A respeito das competências que o AS deve
ter para realizar com qualidade suas atribuições privativas, 8 profissionais indicam a “necessidade
de boa formação”, escrita, escuta e leitura. Entretanto, observa-se nas
respostas que a maioria dos profissionais não participa de congressos científicos,
não realiza leituras relacionadas à profissão e quando leem são
textos/cartilhas relacionados a atividades ou programas que estão executando
naquele momento, ou seja, leituras pontuais. Quatro profissionais consideram
importante “olhar a realidade de forma crítica”, “ter uma boa leitura da mesma”;
dois referem-se à “importância do conhecimento sobre a profissão”, “saber
discernir o papel do assistente social”. Um assistente social considera
importante a “necessidade do sigilo e a neutralidade na hora do atendimento”. São
respostas que revelam o desconhecimento, por parte desses profissionais, da
necessidade de teoria para se fazer Serviço Social. Ou seja, como explicitado
pelo projeto de formação da ABEPSS, a necessidade de referências
ético-políticas seguras, assentadas na teoria necessária para a transformação
dos princípios elencados no Código de Ética do assistente social em objetivos a
serem alcançados no cotidiano profissional. (Ver Vasconcelos, 2015, capítulo 1
e 2).
Quanto
à avaliação das condições de trabalho, que influenciam diretamente o fazer e o
pensar profissional, a maioria dos assistentes sociais (8) considera péssimas. Para 4,
as condições são boas, entretanto, longe do ideal.
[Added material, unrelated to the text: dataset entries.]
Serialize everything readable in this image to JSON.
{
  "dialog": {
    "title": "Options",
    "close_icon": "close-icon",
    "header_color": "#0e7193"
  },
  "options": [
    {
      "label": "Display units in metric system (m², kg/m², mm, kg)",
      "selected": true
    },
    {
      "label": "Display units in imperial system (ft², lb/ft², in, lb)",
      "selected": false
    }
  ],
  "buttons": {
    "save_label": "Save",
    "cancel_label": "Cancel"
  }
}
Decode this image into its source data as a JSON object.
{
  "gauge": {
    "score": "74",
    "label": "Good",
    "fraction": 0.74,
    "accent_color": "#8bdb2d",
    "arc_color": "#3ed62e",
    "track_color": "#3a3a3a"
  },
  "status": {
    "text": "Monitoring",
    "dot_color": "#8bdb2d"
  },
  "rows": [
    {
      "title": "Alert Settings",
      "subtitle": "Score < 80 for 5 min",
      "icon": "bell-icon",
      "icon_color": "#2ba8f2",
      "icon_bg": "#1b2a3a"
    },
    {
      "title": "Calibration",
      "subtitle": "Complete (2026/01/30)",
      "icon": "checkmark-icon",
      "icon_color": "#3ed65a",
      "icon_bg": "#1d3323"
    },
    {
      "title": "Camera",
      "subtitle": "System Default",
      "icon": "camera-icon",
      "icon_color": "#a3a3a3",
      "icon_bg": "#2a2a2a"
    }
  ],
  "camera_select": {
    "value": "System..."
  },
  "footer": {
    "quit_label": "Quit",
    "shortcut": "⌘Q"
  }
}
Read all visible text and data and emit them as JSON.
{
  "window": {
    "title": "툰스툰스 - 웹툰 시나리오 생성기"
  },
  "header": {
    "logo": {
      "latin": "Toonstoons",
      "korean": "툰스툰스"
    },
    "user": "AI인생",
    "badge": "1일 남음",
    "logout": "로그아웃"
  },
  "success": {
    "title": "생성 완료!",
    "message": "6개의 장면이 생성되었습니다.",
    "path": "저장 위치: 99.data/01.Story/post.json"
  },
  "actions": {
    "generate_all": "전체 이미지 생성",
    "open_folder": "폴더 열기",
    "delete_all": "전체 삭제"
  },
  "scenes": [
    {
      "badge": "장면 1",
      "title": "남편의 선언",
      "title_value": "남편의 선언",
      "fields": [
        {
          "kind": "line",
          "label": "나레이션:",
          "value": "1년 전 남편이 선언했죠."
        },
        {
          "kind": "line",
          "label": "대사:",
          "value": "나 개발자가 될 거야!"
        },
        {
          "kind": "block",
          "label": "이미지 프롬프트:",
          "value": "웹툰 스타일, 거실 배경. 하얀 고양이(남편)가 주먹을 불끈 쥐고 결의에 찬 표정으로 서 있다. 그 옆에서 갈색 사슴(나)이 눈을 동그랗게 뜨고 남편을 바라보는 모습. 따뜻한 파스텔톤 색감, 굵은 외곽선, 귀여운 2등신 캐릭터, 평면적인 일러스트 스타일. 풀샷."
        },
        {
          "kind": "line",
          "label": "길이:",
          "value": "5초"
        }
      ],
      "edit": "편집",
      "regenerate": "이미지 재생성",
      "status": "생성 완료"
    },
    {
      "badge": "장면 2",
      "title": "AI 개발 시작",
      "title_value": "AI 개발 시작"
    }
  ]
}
Na observação de campo, pudemos
perceber que a maioria dos prédios que abrigam CRAS e CREAS são cedidos à
prefeitura ou alugados; são espaços improvisados que não foram projetados para
o desenvolvimento das atividades e também não receberam reformas por parte da
prefeitura/SMAS, visando mudanças que favoreçam a qualificação dos serviços
prestados.
Questionados
se a precariedade do ambiente interfere na rotina de trabalho, 10 dos profissionais responderam que
sim e 2 afirmaram não influenciar. Observa-se
que os profissionais não dispõem de computadores em número suficiente, de
acesso à internet, de espaço para realização de reunião ou outras atividades. Faltam
recursos humanos e até mesmo móveis como mesas e cadeiras, a equipe tendo de
frequentemente improvisar para garantir o mínimo aos usuários, o que certamente
interfere na rotina. Apesar destas questões, observou-se um fatalismo diante dessa
situação e ausência de planejamento tendo em vista definir estratégias e ações
diante das possibilidades, ainda que parcas. Diante
desse quadro, se por um lado 7 profissionais afirmam não ter condições objetivas
para garantir o sigilo dos atendimentos, 5
afirmaram conseguir mantê-lo. A realidade mostra que o sigilo na maioria
das unidades é praticamente inexistente, o que nos leva a considerar que a
opção pelo atendimento através de reunião – deixando as entrevistas somente
para as situações em que o próprio usuário solicite -, talvez fosse uma
estratégia que pudesse, no quadro que se apresenta, uma escolha favorável à
garantia de qualidade nos atendimentos. Mas, uma das questões mais relevantes
observadas na pesquisa é que grande parte dos assistentes sociais não realiza
reuniões com os usuários, mesmo quando são eles que articulam os encontros
coletivos, em grande parte tendo a coordenação delegada a outros profissionais.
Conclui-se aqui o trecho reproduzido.